Por consiguiente, cuando Norton se llevó a los ojos sus prismáticos, para señalar que acababa de localizar a un pájaro carpintero de determinadas características, guardando silencio de pronto, recelé inmediatamente algo anormal. Alargué la mano para que me diera los gemelos.
—Déjeme ver.
Pronuncié estas dos palabras en un tono apremiante.
Norton se mostró inexplicablemente reacio, contestándome, nervioso:
—Me... me he equivocado. El pájaro ha volado... Creo que era un ejemplar corriente, la verdad.
Se había puesto muy pálido. Rehuía nuestras miradas. Parecía encontrarse sumamente desconcertado.
Llegué a una conclusión que incluso ahora estimo razonable: Norton acababa de contemplar algo que no quería que viera yo.
Fuera lo que fuera aquello, se había quedado tan desconcertado que Elizabeth Cole y yo no tuvimos más remedio que advertirlo.
Había enfocado con los prismáticos una zona de bastante vegetación que quedaba distante. ¿Qué era lo que había descubierto por allí? —Déjeme los prismáticos un instante —insistí.
Se los arrebaté, casi. Él hizo un movimiento instintivo de resistencia. Actuó con torpeza. Y yo me mostré más bien brusco.
Norton murmuró, débilmente:
—En realidad, no era Bueno, el pájaro ha remontado el vuelo.
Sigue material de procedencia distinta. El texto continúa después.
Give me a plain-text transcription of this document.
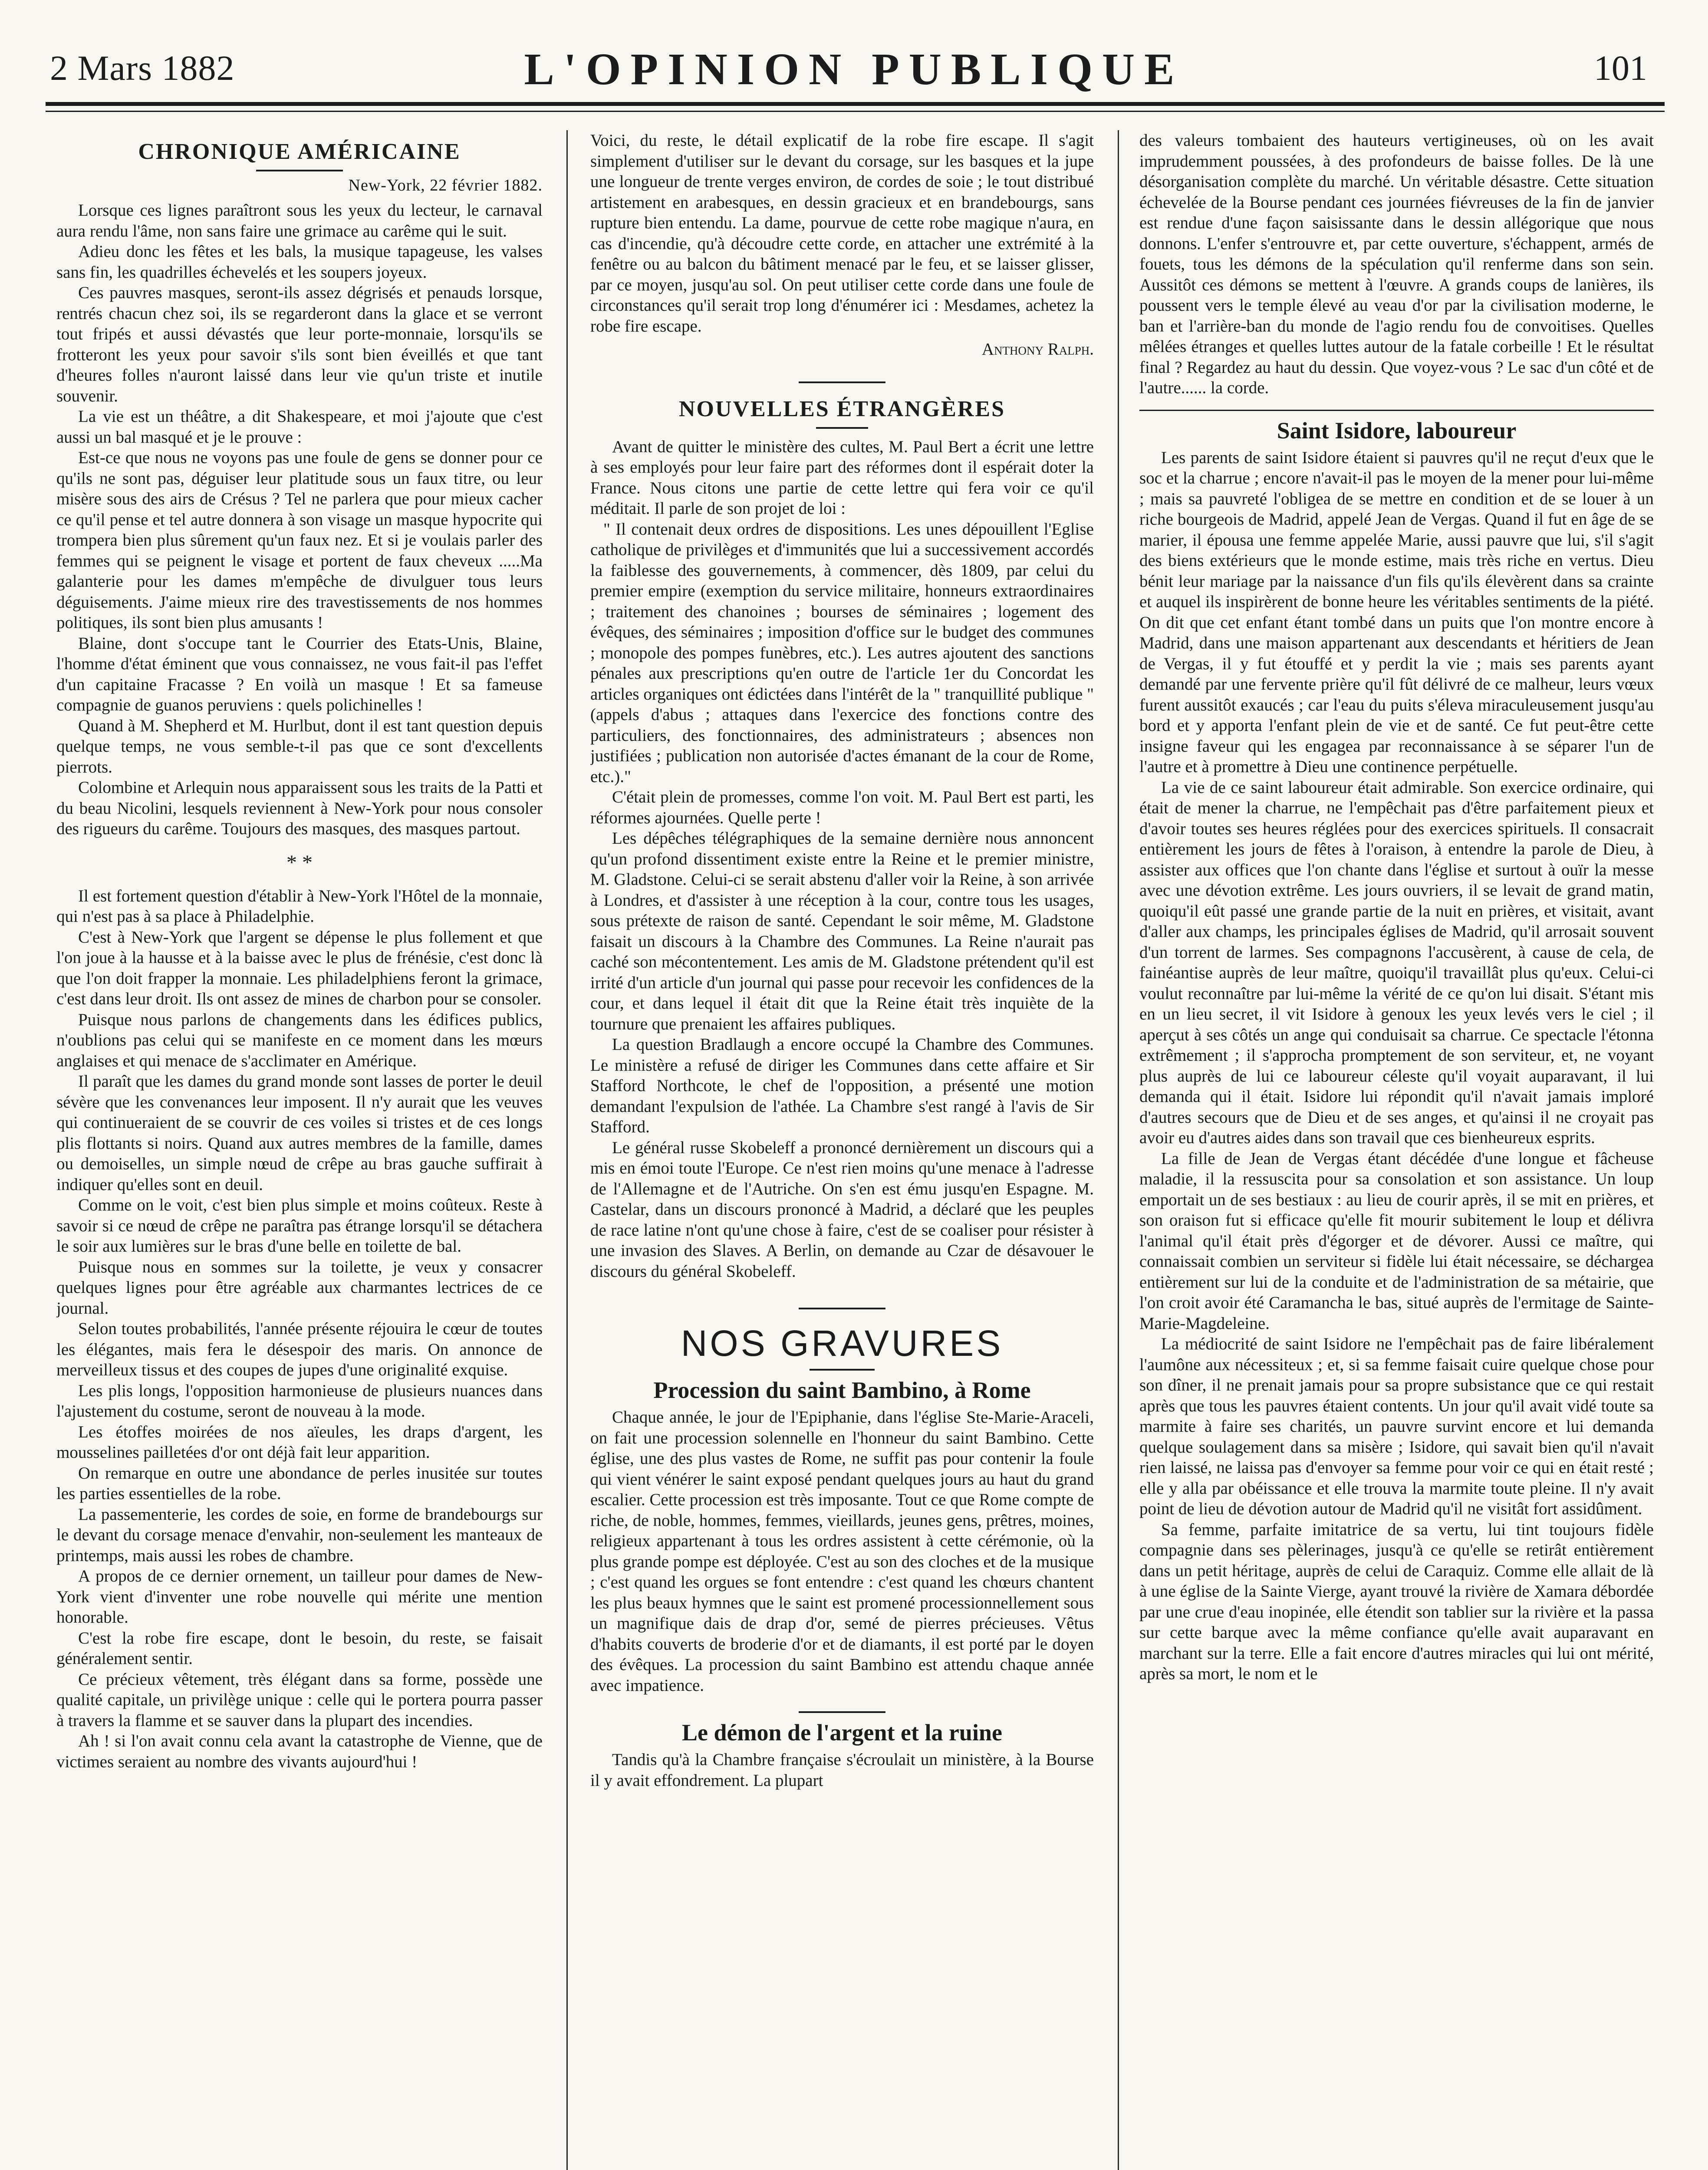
2 Mars 1882	L'OPINION PUBLIQUE	101
CHRONIQUE AMÉRICAINE
New-York, 22 février 1882.

Lorsque ces lignes paraîtront sous les yeux du lecteur, le carnaval aura rendu l'âme, non sans faire une grimace au carême qui le suit.

Adieu donc les fêtes et les bals, la musique tapageuse, les valses sans fin, les quadrilles échevelés et les soupers joyeux.

Ces pauvres masques, seront-ils assez dégrisés et penauds lorsque, rentrés chacun chez soi, ils se regarderont dans la glace et se verront tout fripés et aussi dévastés que leur porte-monnaie, lorsqu'ils se frotteront les yeux pour savoir s'ils sont bien éveillés et que tant d'heures folles n'auront laissé dans leur vie qu'un triste et inutile souvenir.

La vie est un théâtre, a dit Shakespeare, et moi j'ajoute que c'est aussi un bal masqué et je le prouve :

Est-ce que nous ne voyons pas une foule de gens se donner pour ce qu'ils ne sont pas, déguiser leur platitude sous un faux titre, ou leur misère sous des airs de Crésus ? Tel ne parlera que pour mieux cacher ce qu'il pense et tel autre donnera à son visage un masque hypocrite qui trompera bien plus sûrement qu'un faux nez. Et si je voulais parler des femmes qui se peignent le visage et portent de faux cheveux .....Ma galanterie pour les dames m'empêche de divulguer tous leurs déguisements. J'aime mieux rire des travestissements de nos hommes politiques, ils sont bien plus amusants !

Blaine, dont s'occupe tant le Courrier des Etats-Unis, Blaine, l'homme d'état éminent que vous connaissez, ne vous fait-il pas l'effet d'un capitaine Fracasse ? En voilà un masque ! Et sa fameuse compagnie de guanos peruviens : quels polichinelles !

Quand à M. Shepherd et M. Hurlbut, dont il est tant question depuis quelque temps, ne vous semble-t-il pas que ce sont d'excellents pierrots.

Colombine et Arlequin nous apparaissent sous les traits de la Patti et du beau Nicolini, lesquels reviennent à New-York pour nous consoler des rigueurs du carême. Toujours des masques, des masques partout.

* *

Il est fortement question d'établir à New-York l'Hôtel de la monnaie, qui n'est pas à sa place à Philadelphie.

C'est à New-York que l'argent se dépense le plus follement et que l'on joue à la hausse et à la baisse avec le plus de frénésie, c'est donc là que l'on doit frapper la monnaie. Les philadelphiens feront la grimace, c'est dans leur droit. Ils ont assez de mines de charbon pour se consoler.

Puisque nous parlons de changements dans les édifices publics, n'oublions pas celui qui se manifeste en ce moment dans les mœurs anglaises et qui menace de s'acclimater en Amérique.

Il paraît que les dames du grand monde sont lasses de porter le deuil sévère que les convenances leur imposent. Il n'y aurait que les veuves qui continueraient de se couvrir de ces voiles si tristes et de ces longs plis flottants si noirs. Quand aux autres membres de la famille, dames ou demoiselles, un simple nœud de crêpe au bras gauche suffirait à indiquer qu'elles sont en deuil.

Comme on le voit, c'est bien plus simple et moins coûteux. Reste à savoir si ce nœud de crêpe ne paraîtra pas étrange lorsqu'il se détachera le soir aux lumières sur le bras d'une belle en toilette de bal.

Puisque nous en sommes sur la toilette, je veux y consacrer quelques lignes pour être agréable aux charmantes lectrices de ce journal.

Selon toutes probabilités, l'année présente réjouira le cœur de toutes les élégantes, mais fera le désespoir des maris. On annonce de merveilleux tissus et des coupes de jupes d'une originalité exquise.

Les plis longs, l'opposition harmonieuse de plusieurs nuances dans l'ajustement du costume, seront de nouveau à la mode.

Les étoffes moirées de nos aïeules, les draps d'argent, les mousselines pailletées d'or ont déjà fait leur apparition.

On remarque en outre une abondance de perles inusitée sur toutes les parties essentielles de la robe.

La passementerie, les cordes de soie, en forme de brandebourgs sur le devant du corsage menace d'envahir, non-seulement les manteaux de printemps, mais aussi les robes de chambre.

A propos de ce dernier ornement, un tailleur pour dames de New-York vient d'inventer une robe nouvelle qui mérite une mention honorable.

C'est la robe fire escape, dont le besoin, du reste, se faisait généralement sentir.

Ce précieux vêtement, très élégant dans sa forme, possède une qualité capitale, un privilège unique : celle qui le portera pourra passer à travers la flamme et se sauver dans la plupart des incendies.

Ah ! si l'on avait connu cela avant la catastrophe de Vienne, que de victimes seraient au nombre des vivants aujourd'hui !

Voici, du reste, le détail explicatif de la robe fire escape. Il s'agit simplement d'utiliser sur le devant du corsage, sur les basques et la jupe une longueur de trente verges environ, de cordes de soie ; le tout distribué artistement en arabesques, en dessin gracieux et en brandebourgs, sans rupture bien entendu. La dame, pourvue de cette robe magique n'aura, en cas d'incendie, qu'à découdre cette corde, en attacher une extrémité à la fenêtre ou au balcon du bâtiment menacé par le feu, et se laisser glisser, par ce moyen, jusqu'au sol. On peut utiliser cette corde dans une foule de circonstances qu'il serait trop long d'énumérer ici : Mesdames, achetez la robe fire escape.

Anthony Ralph.

NOUVELLES ÉTRANGÈRES

Avant de quitter le ministère des cultes, M. Paul Bert a écrit une lettre à ses employés pour leur faire part des réformes dont il espérait doter la France. Nous citons une partie de cette lettre qui fera voir ce qu'il méditait. Il parle de son projet de loi :

" Il contenait deux ordres de dispositions. Les unes dépouillent l'Eglise catholique de privilèges et d'immunités que lui a successivement accordés la faiblesse des gouvernements, à commencer, dès 1809, par celui du premier empire (exemption du service militaire, honneurs extraordinaires ; traitement des chanoines ; bourses de séminaires ; logement des évêques, des séminaires ; imposition d'office sur le budget des communes ; monopole des pompes funèbres, etc.). Les autres ajoutent des sanctions pénales aux prescriptions qu'en outre de l'article 1er du Concordat les articles organiques ont édictées dans l'intérêt de la " tranquillité publique " (appels d'abus ; attaques dans l'exercice des fonctions contre des particuliers, des fonctionnaires, des administrateurs ; absences non justifiées ; publication non autorisée d'actes émanant de la cour de Rome, etc.)."

C'était plein de promesses, comme l'on voit. M. Paul Bert est parti, les réformes ajournées. Quelle perte !

Les dépêches télégraphiques de la semaine dernière nous annoncent qu'un profond dissentiment existe entre la Reine et le premier ministre, M. Gladstone. Celui-ci se serait abstenu d'aller voir la Reine, à son arrivée à Londres, et d'assister à une réception à la cour, contre tous les usages, sous prétexte de raison de santé. Cependant le soir même, M. Gladstone faisait un discours à la Chambre des Communes. La Reine n'aurait pas caché son mécontentement. Les amis de M. Gladstone prétendent qu'il est irrité d'un article d'un journal qui passe pour recevoir les confidences de la cour, et dans lequel il était dit que la Reine était très inquiète de la tournure que prenaient les affaires publiques.

La question Bradlaugh a encore occupé la Chambre des Communes. Le ministère a refusé de diriger les Communes dans cette affaire et Sir Stafford Northcote, le chef de l'opposition, a présenté une motion demandant l'expulsion de l'athée. La Chambre s'est rangé à l'avis de Sir Stafford.

Le général russe Skobeleff a prononcé dernièrement un discours qui a mis en émoi toute l'Europe. Ce n'est rien moins qu'une menace à l'adresse de l'Allemagne et de l'Autriche. On s'en est ému jusqu'en Espagne. M. Castelar, dans un discours prononcé à Madrid, a déclaré que les peuples de race latine n'ont qu'une chose à faire, c'est de se coaliser pour résister à une invasion des Slaves. A Berlin, on demande au Czar de désavouer le discours du général Skobeleff.

NOS GRAVURES
Procession du saint Bambino, à Rome

Chaque année, le jour de l'Epiphanie, dans l'église Ste-Marie-Araceli, on fait une procession solennelle en l'honneur du saint Bambino. Cette église, une des plus vastes de Rome, ne suffit pas pour contenir la foule qui vient vénérer le saint exposé pendant quelques jours au haut du grand escalier. Cette procession est très imposante. Tout ce que Rome compte de riche, de noble, hommes, femmes, vieillards, jeunes gens, prêtres, moines, religieux appartenant à tous les ordres assistent à cette cérémonie, où la plus grande pompe est déployée. C'est au son des cloches et de la musique ; c'est quand les orgues se font entendre : c'est quand les chœurs chantent les plus beaux hymnes que le saint est promené processionnellement sous un magnifique dais de drap d'or, semé de pierres précieuses. Vêtus d'habits couverts de broderie d'or et de diamants, il est porté par le doyen des évêques. La procession du saint Bambino est attendu chaque année avec impatience.

Le démon de l'argent et la ruine

Tandis qu'à la Chambre française s'écroulait un ministère, à la Bourse il y avait effondrement. La plupart

des valeurs tombaient des hauteurs vertigineuses, où on les avait imprudemment poussées, à des profondeurs de baisse folles. De là une désorganisation complète du marché. Un véritable désastre. Cette situation échevelée de la Bourse pendant ces journées fiévreuses de la fin de janvier est rendue d'une façon saisissante dans le dessin allégorique que nous donnons. L'enfer s'entrouvre et, par cette ouverture, s'échappent, armés de fouets, tous les démons de la spéculation qu'il renferme dans son sein. Aussitôt ces démons se mettent à l'œuvre. A grands coups de lanières, ils poussent vers le temple élevé au veau d'or par la civilisation moderne, le ban et l'arrière-ban du monde de l'agio rendu fou de convoitises. Quelles mêlées étranges et quelles luttes autour de la fatale corbeille ! Et le résultat final ? Regardez au haut du dessin. Que voyez-vous ? Le sac d'un côté et de l'autre...... la corde.

Saint Isidore, laboureur

Les parents de saint Isidore étaient si pauvres qu'il ne reçut d'eux que le soc et la charrue ; encore n'avait-il pas le moyen de la mener pour lui-même ; mais sa pauvreté l'obligea de se mettre en condition et de se louer à un riche bourgeois de Madrid, appelé Jean de Vergas. Quand il fut en âge de se marier, il épousa une femme appelée Marie, aussi pauvre que lui, s'il s'agit des biens extérieurs que le monde estime, mais très riche en vertus. Dieu bénit leur mariage par la naissance d'un fils qu'ils élevèrent dans sa crainte et auquel ils inspirèrent de bonne heure les véritables sentiments de la piété. On dit que cet enfant étant tombé dans un puits que l'on montre encore à Madrid, dans une maison appartenant aux descendants et héritiers de Jean de Vergas, il y fut étouffé et y perdit la vie ; mais ses parents ayant demandé par une fervente prière qu'il fût délivré de ce malheur, leurs vœux furent aussitôt exaucés ; car l'eau du puits s'éleva miraculeusement jusqu'au bord et y apporta l'enfant plein de vie et de santé. Ce fut peut-être cette insigne faveur qui les engagea par reconnaissance à se séparer l'un de l'autre et à promettre à Dieu une continence perpétuelle.

La vie de ce saint laboureur était admirable. Son exercice ordinaire, qui était de mener la charrue, ne l'empêchait pas d'être parfaitement pieux et d'avoir toutes ses heures réglées pour des exercices spirituels. Il consacrait entièrement les jours de fêtes à l'oraison, à entendre la parole de Dieu, à assister aux offices que l'on chante dans l'église et surtout à ouïr la messe avec une dévotion extrême. Les jours ouvriers, il se levait de grand matin, quoiqu'il eût passé une grande partie de la nuit en prières, et visitait, avant d'aller aux champs, les principales églises de Madrid, qu'il arrosait souvent d'un torrent de larmes. Ses compagnons l'accusèrent, à cause de cela, de fainéantise auprès de leur maître, quoiqu'il travaillât plus qu'eux. Celui-ci voulut reconnaître par lui-même la vérité de ce qu'on lui disait. S'étant mis en un lieu secret, il vit Isidore à genoux les yeux levés vers le ciel ; il aperçut à ses côtés un ange qui conduisait sa charrue. Ce spectacle l'étonna extrêmement ; il s'approcha promptement de son serviteur, et, ne voyant plus auprès de lui ce laboureur céleste qu'il voyait auparavant, il lui demanda qui il était. Isidore lui répondit qu'il n'avait jamais imploré d'autres secours que de Dieu et de ses anges, et qu'ainsi il ne croyait pas avoir eu d'autres aides dans son travail que ces bienheureux esprits.

La fille de Jean de Vergas étant décédée d'une longue et fâcheuse maladie, il la ressuscita pour sa consolation et son assistance. Un loup emportait un de ses bestiaux : au lieu de courir après, il se mit en prières, et son oraison fut si efficace qu'elle fit mourir subitement le loup et délivra l'animal qu'il était près d'égorger et de dévorer. Aussi ce maître, qui connaissait combien un serviteur si fidèle lui était nécessaire, se déchargea entièrement sur lui de la conduite et de l'administration de sa métairie, que l'on croit avoir été Caramancha le bas, situé auprès de l'ermitage de Sainte-Marie-Magdeleine.

La médiocrité de saint Isidore ne l'empêchait pas de faire libéralement l'aumône aux nécessiteux ; et, si sa femme faisait cuire quelque chose pour son dîner, il ne prenait jamais pour sa propre subsistance que ce qui restait après que tous les pauvres étaient contents. Un jour qu'il avait vidé toute sa marmite à faire ses charités, un pauvre survint encore et lui demanda quelque soulagement dans sa misère ; Isidore, qui savait bien qu'il n'avait rien laissé, ne laissa pas d'envoyer sa femme pour voir ce qui en était resté ; elle y alla par obéissance et elle trouva la marmite toute pleine. Il n'y avait point de lieu de dévotion autour de Madrid qu'il ne visitât fort assidûment.

Sa femme, parfaite imitatrice de sa vertu, lui tint toujours fidèle compagnie dans ses pèlerinages, jusqu'à ce qu'elle se retirât entièrement dans un petit héritage, auprès de celui de Caraquiz. Comme elle allait de là à une église de la Sainte Vierge, ayant trouvé la rivière de Xamara débordée par une crue d'eau inopinée, elle étendit son tablier sur la rivière et la passa sur cette barque avec la même confiance qu'elle avait auparavant en marchant sur la terre. Elle a fait encore d'autres miracles qui lui ont mérité, après sa mort, le nom et le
Yo quisiera...
Mis manos temblaban levemente cuando empecé a ajustarme los prismáticos a los ojos. Eran éstos de gran potencia. Los enfoqué sobre el punto que a mi juicio había estado estudiando Norton.
Pero no vi nada... Bueno, distinguí algo blanco (¿un vestido femenino blanco?) que se perdía entre los árboles.
Sin pronunciar una sola palabra, devolví a Norton sus prismáticos. No me miró siquiera. Me dio la impresión de que se hallaba preocupado, perplejo.
Emprendimos el regreso a la casa juntos. Recuerdo que Norton no habló en todo el camino.
La señora Franklin y Boyd Carrington entraron poco después de haber vuelto nosotros. Él la había llevado en su coche a Tadcaster porque su acompañante pretendía comprar algunas cosas.
Ella había aprovechado bien el desplazamiento, según deduje. Del coche salieron numerosos paquetes. La señora Franklin estaba muy animada. No paraba de hablar ni de reír. Sus mejillas habían tomado un poco de color.